Im Haus selbst bewahrte sie deshalb auch nicht ihre Arbeiten auf. Sie standen wild verstreut draußen im Garten herum. Da war das große Windrad, das ihr den Antrieb lieferte für die Kornmühle und das Licht im Haus, daneben standen die Orgelpfeifen, in denen sich der Wind fing und je nach Wetter und Windstärke liebliche Vogelstimmen imitierte oder einen wilden Gesang von Sturmvögeln oder einer Meute Papageien, die in ihrem Mittagsschlaf gestört wurden.

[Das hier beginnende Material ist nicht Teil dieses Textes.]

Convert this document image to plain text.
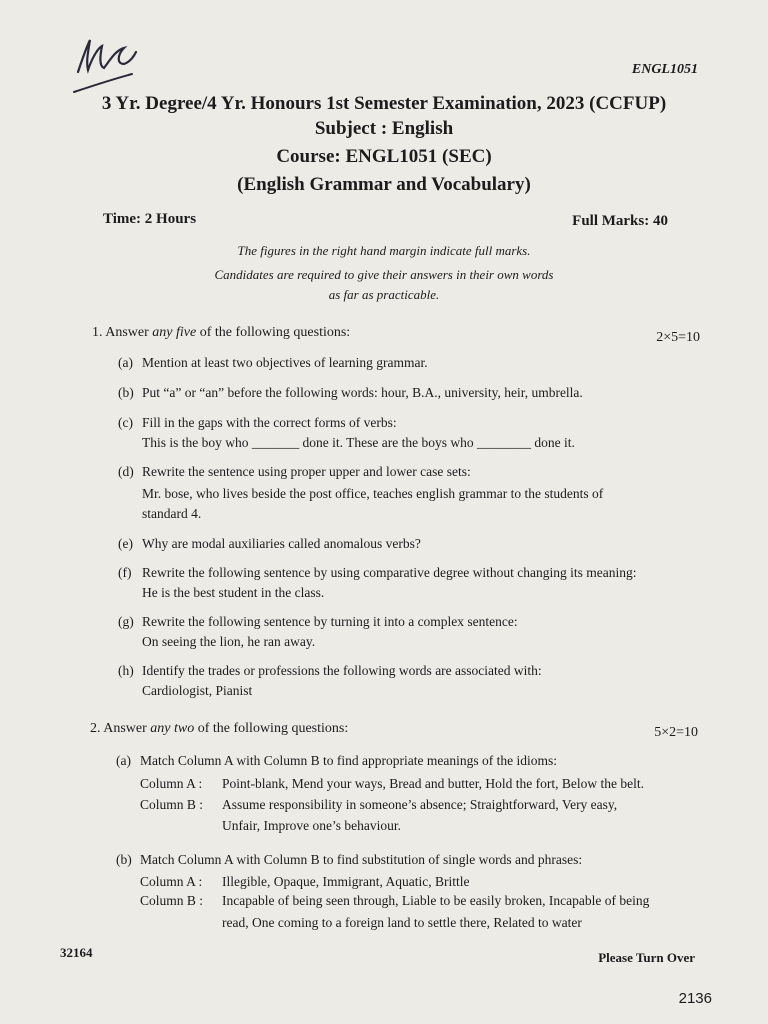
ENGL1051
3 Yr. Degree/4 Yr. Honours 1st Semester Examination, 2023 (CCFUP)
Subject : English
Course: ENGL1051 (SEC)
(English Grammar and Vocabulary)
Time: 2 Hours	Full Marks: 40
The figures in the right hand margin indicate full marks.
Candidates are required to give their answers in their own words
as far as practicable.
1. Answer any five of the following questions:	2×5=10
(a) Mention at least two objectives of learning grammar.
(b) Put “a” or “an” before the following words: hour, B.A., university, heir, umbrella.
(c) Fill in the gaps with the correct forms of verbs:
This is the boy who _______ done it. These are the boys who ________ done it.
(d) Rewrite the sentence using proper upper and lower case sets:
Mr. bose, who lives beside the post office, teaches english grammar to the students of
standard 4.
(e) Why are modal auxiliaries called anomalous verbs?
(f) Rewrite the following sentence by using comparative degree without changing its meaning:
He is the best student in the class.
(g) Rewrite the following sentence by turning it into a complex sentence:
On seeing the lion, he ran away.
(h) Identify the trades or professions the following words are associated with:
Cardiologist, Pianist
2. Answer any two of the following questions:	5×2=10
(a) Match Column A with Column B to find appropriate meanings of the idioms:
Column A : Point-blank, Mend your ways, Bread and butter, Hold the fort, Below the belt.
Column B : Assume responsibility in someone’s absence; Straightforward, Very easy,
Unfair, Improve one’s behaviour.
(b) Match Column A with Column B to find substitution of single words and phrases:
Column A : Illegible, Opaque, Immigrant, Aquatic, Brittle
Column B : Incapable of being seen through, Liable to be easily broken, Incapable of being
read, One coming to a foreign land to settle there, Related to water
32164	Please Turn Over
2136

Sie liebte es über alle Maßen zu reisen. Gerade weil sie in einer so verlassenen Gegend lebte, wo sie alles der Natur abtrotzen musste und doch die Natur ihr bester Freund blieb, hatte sie von Zeit zu Zeit eine unstillbare Sehnsucht, anderes zu sehen und Menschen zu treffen. Meist brachte sie von diesen Reisen neue Ideen mit, die sie dann monatelang beschäftigten. Sie liebte es, sich selbst Projektaufgaben zu stellen und dafür nicht nur eine Lösung zu finden.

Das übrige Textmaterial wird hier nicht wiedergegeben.